Published on 2 Dec 2010. Tagged with php, algorithmicadvent.
Hint: If no support for varying character lengths is needed (e. g. when not working with UTF-8), the mb_* function calls should be replaced with their non-multibyte pendants. Especially mb_strpos
is very inefficient when used in loops.
/**
* Returns the longest intersection of two strings
*
* Usage example:
*
* $a = 'This is a wonderful test string.';
* $b = 'This is another wonderful string.';
* var_dump(getLongestIntersection($a, $b)); // string(11) " wonderful "
*
* @param string $haystack First string
* @param string $needle Second string
* @return string Longest intersection of both strings
*/
function getLongestIntersection($haystack, $needle)
{
// Length of needle string
$nLen = mb_strlen($needle);
// Starting point (in needle) of longest matching substring
$maxAnchor = 0;
// Length of (so far) longest matching substring
$maxLen = 0;
// Starting point (in needle) of current substring to test
$sAnchor = 0;
// Length of current substring to test
$sLen = 0;
// Do checks until either substring anchor runs out of needle string or
// until there is no room left for a longer match
while ($sAnchor < $nLen
&& $sAnchor + $sLen <= $nLen
) {
// Increase substring length
$sLen++;
if (mb_strpos($haystack,
mb_substr($needle, $sAnchor, $sLen)) !== false
) {
/* Substring found.
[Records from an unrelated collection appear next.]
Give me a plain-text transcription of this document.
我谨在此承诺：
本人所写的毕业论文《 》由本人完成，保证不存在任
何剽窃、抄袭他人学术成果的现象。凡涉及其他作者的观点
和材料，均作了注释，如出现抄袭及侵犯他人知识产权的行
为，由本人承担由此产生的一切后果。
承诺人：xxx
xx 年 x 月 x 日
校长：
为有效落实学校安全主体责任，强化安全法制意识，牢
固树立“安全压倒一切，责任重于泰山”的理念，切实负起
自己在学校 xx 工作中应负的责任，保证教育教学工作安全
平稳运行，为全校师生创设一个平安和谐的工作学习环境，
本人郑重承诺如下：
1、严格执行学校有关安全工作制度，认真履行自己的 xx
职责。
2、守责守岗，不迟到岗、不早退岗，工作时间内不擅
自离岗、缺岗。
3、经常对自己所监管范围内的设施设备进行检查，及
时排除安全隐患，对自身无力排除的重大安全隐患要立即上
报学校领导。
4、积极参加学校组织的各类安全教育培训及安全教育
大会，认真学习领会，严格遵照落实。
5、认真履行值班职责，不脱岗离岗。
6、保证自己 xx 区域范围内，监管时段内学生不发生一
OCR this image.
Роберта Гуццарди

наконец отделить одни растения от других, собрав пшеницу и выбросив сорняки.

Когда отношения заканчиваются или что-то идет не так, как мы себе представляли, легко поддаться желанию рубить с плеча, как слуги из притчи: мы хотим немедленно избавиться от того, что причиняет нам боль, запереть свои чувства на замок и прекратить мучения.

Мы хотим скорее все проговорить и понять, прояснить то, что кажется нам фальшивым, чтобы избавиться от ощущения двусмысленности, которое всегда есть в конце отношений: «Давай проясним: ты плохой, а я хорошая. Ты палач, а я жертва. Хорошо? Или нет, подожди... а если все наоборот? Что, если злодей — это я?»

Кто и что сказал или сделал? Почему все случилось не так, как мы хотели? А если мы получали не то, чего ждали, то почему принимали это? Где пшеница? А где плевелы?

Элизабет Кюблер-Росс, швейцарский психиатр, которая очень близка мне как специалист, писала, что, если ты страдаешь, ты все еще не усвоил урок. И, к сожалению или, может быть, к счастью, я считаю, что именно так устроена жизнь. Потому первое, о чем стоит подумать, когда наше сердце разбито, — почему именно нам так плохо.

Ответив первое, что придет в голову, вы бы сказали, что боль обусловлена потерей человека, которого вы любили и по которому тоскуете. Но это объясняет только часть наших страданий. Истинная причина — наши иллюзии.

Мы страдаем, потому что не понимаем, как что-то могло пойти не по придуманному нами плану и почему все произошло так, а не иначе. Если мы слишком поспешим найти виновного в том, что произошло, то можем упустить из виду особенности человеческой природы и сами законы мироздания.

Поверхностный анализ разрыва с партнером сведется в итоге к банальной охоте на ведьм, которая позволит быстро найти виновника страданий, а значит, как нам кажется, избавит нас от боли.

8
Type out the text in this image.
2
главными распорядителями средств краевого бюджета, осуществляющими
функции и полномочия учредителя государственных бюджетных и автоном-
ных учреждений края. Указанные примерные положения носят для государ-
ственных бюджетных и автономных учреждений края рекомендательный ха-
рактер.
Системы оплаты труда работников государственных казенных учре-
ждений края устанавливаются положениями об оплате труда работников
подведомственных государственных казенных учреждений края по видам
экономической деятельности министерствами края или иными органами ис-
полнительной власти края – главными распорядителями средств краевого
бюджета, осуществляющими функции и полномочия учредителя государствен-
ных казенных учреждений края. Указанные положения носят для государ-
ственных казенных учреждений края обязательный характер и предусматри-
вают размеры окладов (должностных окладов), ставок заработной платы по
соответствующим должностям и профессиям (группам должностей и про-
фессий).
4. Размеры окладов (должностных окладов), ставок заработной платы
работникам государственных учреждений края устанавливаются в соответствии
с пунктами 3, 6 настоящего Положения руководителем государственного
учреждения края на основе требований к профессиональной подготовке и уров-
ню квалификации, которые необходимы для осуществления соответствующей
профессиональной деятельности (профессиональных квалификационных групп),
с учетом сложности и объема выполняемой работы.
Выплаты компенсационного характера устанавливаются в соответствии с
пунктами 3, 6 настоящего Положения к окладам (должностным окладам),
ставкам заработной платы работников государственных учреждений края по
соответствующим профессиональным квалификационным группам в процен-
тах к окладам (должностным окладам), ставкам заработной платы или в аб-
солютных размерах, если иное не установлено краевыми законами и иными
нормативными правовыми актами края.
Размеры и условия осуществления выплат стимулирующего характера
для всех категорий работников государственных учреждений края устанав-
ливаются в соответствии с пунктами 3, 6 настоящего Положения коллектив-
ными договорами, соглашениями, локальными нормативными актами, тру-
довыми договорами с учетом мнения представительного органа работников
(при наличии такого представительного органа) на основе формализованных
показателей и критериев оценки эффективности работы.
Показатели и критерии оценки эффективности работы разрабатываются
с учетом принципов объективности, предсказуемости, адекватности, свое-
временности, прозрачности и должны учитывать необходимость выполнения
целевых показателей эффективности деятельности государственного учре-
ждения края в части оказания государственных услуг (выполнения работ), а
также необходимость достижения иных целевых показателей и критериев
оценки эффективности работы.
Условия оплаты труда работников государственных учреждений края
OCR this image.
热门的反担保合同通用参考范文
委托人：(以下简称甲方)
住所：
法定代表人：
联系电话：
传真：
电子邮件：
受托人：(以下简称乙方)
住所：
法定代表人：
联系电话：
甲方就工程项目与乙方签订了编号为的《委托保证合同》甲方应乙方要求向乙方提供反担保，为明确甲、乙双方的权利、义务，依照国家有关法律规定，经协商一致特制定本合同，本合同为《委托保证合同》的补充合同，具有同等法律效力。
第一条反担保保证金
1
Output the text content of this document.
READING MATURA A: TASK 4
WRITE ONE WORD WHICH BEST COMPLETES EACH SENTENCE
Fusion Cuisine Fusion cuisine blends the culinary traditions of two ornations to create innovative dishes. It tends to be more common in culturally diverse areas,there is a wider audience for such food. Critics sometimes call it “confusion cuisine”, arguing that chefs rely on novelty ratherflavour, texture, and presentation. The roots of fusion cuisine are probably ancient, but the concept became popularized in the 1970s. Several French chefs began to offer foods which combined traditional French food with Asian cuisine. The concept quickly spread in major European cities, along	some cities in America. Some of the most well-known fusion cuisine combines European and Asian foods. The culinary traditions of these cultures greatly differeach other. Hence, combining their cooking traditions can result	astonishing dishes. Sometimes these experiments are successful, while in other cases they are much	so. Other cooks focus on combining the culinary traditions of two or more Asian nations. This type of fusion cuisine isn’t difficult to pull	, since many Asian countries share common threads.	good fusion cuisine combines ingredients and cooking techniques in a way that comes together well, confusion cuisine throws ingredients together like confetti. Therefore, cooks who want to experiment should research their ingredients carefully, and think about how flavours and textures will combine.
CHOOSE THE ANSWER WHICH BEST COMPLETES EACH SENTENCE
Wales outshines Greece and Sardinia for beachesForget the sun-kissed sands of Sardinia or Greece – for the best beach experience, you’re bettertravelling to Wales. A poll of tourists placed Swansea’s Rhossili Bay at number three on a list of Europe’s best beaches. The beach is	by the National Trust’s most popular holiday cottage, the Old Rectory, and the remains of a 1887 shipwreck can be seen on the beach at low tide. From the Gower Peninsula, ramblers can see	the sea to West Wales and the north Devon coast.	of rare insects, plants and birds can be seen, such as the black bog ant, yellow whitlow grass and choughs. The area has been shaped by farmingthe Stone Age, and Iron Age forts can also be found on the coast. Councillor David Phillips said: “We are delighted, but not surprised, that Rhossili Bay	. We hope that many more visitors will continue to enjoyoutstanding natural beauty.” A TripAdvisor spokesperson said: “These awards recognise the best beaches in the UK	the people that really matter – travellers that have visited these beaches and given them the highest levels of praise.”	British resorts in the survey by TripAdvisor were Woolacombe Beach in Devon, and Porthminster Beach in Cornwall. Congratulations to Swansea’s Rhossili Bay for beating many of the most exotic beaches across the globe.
A new match is always the longest match */
$maxLen = $sLen;
$maxAnchor = $sAnchor;
} else {
/* Substring not found */
// Shift anchor one position to the right
$sAnchor++;
// Don't bother looking for substrings shorter than current best
// match. This makes sure that a new match is always the longest
// match up to this point
$sLen--;
}
}
return mb_substr($needle, $maxAnchor, $maxLen);
}